Fed Başkanı Yellen’in görevi bırakmadan önceki son toplantısı olacak. Yeni Başkan görevi 3 Şubat’ta Yellen’den devralacak. Bu sebeple Yellen’in giderayak bir faiz artırımı yapıp yapmayacağı merak konusu.
TCMB’nin bir risk alarak, faizleri artırmaması belki de elini 2 ay boyunca rahatlatacak bir adım olabilir. Çünkü Fed bu toplantıda faiz artırmazsa, bundan sonraki toplantıya kadar Merkez Bankası’nın top çevirmesi daha kolay olacak. Ancak, faizlerin yükselmemesi için Hazine’nin de borçlanma ayağında dikkatli olması gerekiyor.
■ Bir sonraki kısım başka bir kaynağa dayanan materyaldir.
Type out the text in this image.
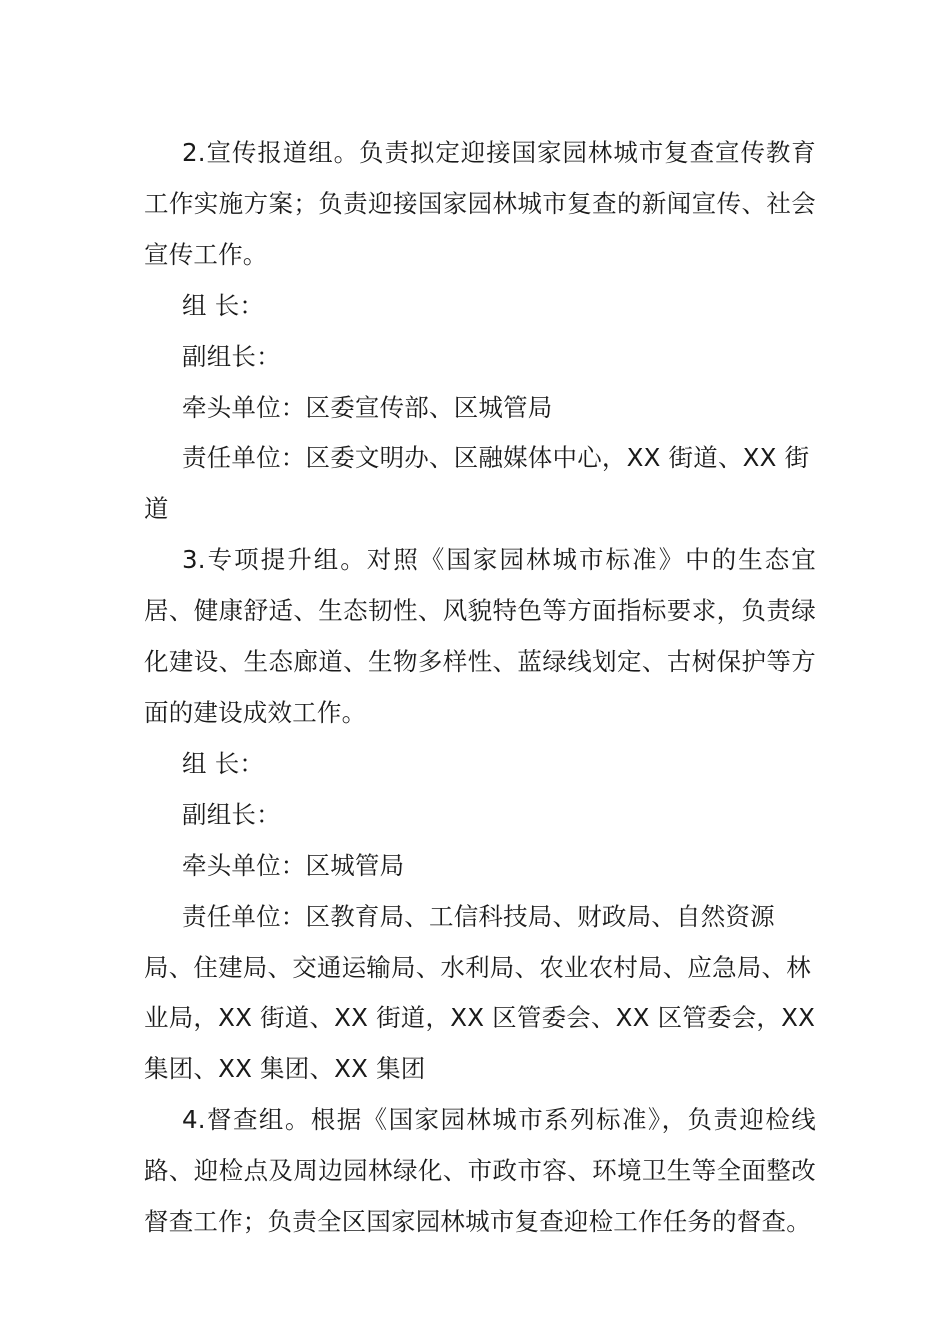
2.宣传报道组。负责拟定迎接国家园林城市复查宣传教育工作实施方案；负责迎接国家园林城市复查的新闻宣传、社会宣传工作。

组 长：

副组长：

牵头单位：区委宣传部、区城管局

责任单位：区委文明办、区融媒体中心，XX 街道、XX 街道

3.专项提升组。对照《国家园林城市标准》中的生态宜居、健康舒适、生态韧性、风貌特色等方面指标要求，负责绿化建设、生态廊道、生物多样性、蓝绿线划定、古树保护等方面的建设成效工作。

组 长：

副组长：

牵头单位：区城管局

责任单位：区教育局、工信科技局、财政局、自然资源局、住建局、交通运输局、水利局、农业农村局、应急局、林业局，XX 街道、XX 街道，XX 区管委会、XX 区管委会，XX 集团、XX 集团、XX 集团

4.督查组。根据《国家园林城市系列标准》，负责迎检线路、迎检点及周边园林绿化、市政市容、环境卫生等全面整改督查工作；负责全区国家园林城市复查迎检工作任务的督查。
Geçen yıl olduğu gibi bu yıl da net borçlanmada hedeflerin çok üzerinde bir seviyeye gelinirse, “kendi yağında kavrulma” işi maliyetli hale gelecek. Eldeki kaynakların büyük kısmı kamunun finansmanı için toplandığı zaman, özel sektöre kaynak kalmıyor. Faizler ister istemez yükseliyor.
“Gerginlik ve Çatışmaların Maliyeti..”
Elbette, sürmekte olan askeri operasyonun finansmanı da önemli. Sınırdaki terör odaklarının temizlenmesi için daha önce de operasyonlar yapılmıştı. Bu operasyonların zorunluluk arz etmesi, finansman detayını önemsiz hale getiriyor. Yine de 1997 yılında kaleme aldığım “Milli Savunma Harcamalarının enflasyonist etkisi” adlı çalışmama bir kere daha göz attığımda, operasyonların ekonominin önemli parametrelerine önemli bir etkide bulunmadığı yargısına tekrar vardım.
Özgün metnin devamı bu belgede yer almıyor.